I found this interesting inasmuch as it shows the strong influence of Butler and 18th-century issues well into the 19th-century. From Apologia Pro Vita Sua ("History of My Religious Opinions up to 1833"):
It was about this date , I suppose, that I read Bishop Butler's Analogy; the study of which has been to so many, as it was to me, an era in their religious opinions. Its inculcation of a visible Church, the oracle of truth and a pattern of sanctity, of the duties of external religion, and of the historical character Revelation, are characteristics of this great work which strike the reader at once; for myself, if I may attempt to determine what I most gained from it, it lay in two points, which I shall have an opportunity of dwelling on in the sequel; they are the underlying principles of a great portion of my teaching. First, the very idea of an analogy between separate works of God leads to the conclusion that the system which is of less importance is economically or sacramentally connected with the more momentous, and of this conclusion the theory, to which I was inclined as a boy, viz. the unreality of material phenomena, is an ultimate resolution. At this time I did not make the distinction between matter itself and its phenomena, which is so necessary and so obvious in discussing the subject. Secondly, Butler's doctrine that Probability is the guide of life, led me, at least under the teaching to which a few years later I was introduced, to the question of the logical cogency of Faith, on which I have written so much. Thus to Butler I trace those two principles of my teaching, which have led to a charge against me both of fancifulness and of scepticism.
The last sentence, I think, is a sort of defensive argument. The Apologia Pro Vita Sua is an apology in the old sense, i.e., a defense; and by tracing his view to Butler, certainly someone that no one could reasonably consider either fanciful or skeptical, he effectively defangs these charges against himself.
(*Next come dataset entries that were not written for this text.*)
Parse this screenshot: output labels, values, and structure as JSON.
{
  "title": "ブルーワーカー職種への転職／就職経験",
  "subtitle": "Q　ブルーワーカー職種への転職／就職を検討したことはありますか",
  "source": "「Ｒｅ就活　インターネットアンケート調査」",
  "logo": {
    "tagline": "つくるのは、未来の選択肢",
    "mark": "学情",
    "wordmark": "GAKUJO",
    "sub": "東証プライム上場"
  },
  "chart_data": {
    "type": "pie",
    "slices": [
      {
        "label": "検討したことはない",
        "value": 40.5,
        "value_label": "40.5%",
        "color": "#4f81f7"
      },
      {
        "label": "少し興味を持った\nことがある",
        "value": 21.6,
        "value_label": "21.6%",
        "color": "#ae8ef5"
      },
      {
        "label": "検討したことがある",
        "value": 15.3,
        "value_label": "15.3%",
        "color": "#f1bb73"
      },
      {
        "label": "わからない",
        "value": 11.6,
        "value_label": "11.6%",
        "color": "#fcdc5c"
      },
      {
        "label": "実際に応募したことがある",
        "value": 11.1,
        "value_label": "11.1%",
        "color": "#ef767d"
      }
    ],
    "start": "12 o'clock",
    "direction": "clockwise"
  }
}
Later, in discussing Keble's The Christian Year, which had an immense influence on the religious atmosphere of the time, he says,
Butler teaches us that probability is the guide of life. The danger of this doctrine, in the case of many minds, is, its tendency to destroy in them absolute certainty, leading them to consider every conclusion a doubtful, and resolving truth into an opinion, which it is safe to obey or to profess, but not possible to embrace with full internal assent. If this were to be allowed, then the celebrated saying, "O God, if there be a God, save my soul, if I have a soul!" would be the highest measure of devotion:--but who can really pray to a Being, about whose existence he is seriously in doubt?
This problem certainly who cannot be laid at the door of Butler, who insists that probability is only one consideration among many; but Newman seems clearly to recognize that this is not a Butlerian problem, but a problem that has arisen "in the case of many minds" when they have taken up emphasizing probability as the guide of life.
What is interesting, however, is how Newman goes on to fuse Butler with Keble:
I considered that Mr. Keble met this difficulty by ascribing the firmness of assent which we give to religious doctrine, not to the probabilities which introduced it, but to the living power of faith and love which accepted it. In matters of religion, he seemed to say, it is not merely probability which makes us intellectually certain, but probability as it is put to account by faith and love. It is faith and love which give to probability a force which it has not in itself. Faith and love are directed towards an Object; in the vision of that Object they live; it is that Object, received in faith and love, which renders it reasonable to take probability as sufficent for internal conviction. Thus the argument about Probability, in the matter of religion, became an argument from Personality, which in fact is one form of the argument from Authority.
This move, if it could be made, would be an immensely important one; but Newman recognized that there were unresolved issues brought up by it (as he says, "It was beautiful and religious, but it did not even profess to be logical"), so he began to try to work it out more rigorously in his University Sermons, Essay on Ecclesiastical Miracles, and Essay on Development of Doctrine, in other words, the major works of his late Anglican period that led up to his conversion to Catholicism. Although he doesn't say so here, this line of thought still seems to me to be prominent in his Catholic period, e.g., in the brilliant Essay in Aid of a Grammar of Assent. (I hope at some point in the future to look at this work and the critique of it in H. H. Price's interesting Gifford Lectures, Belief, and put up thoughts on it on this weblog.)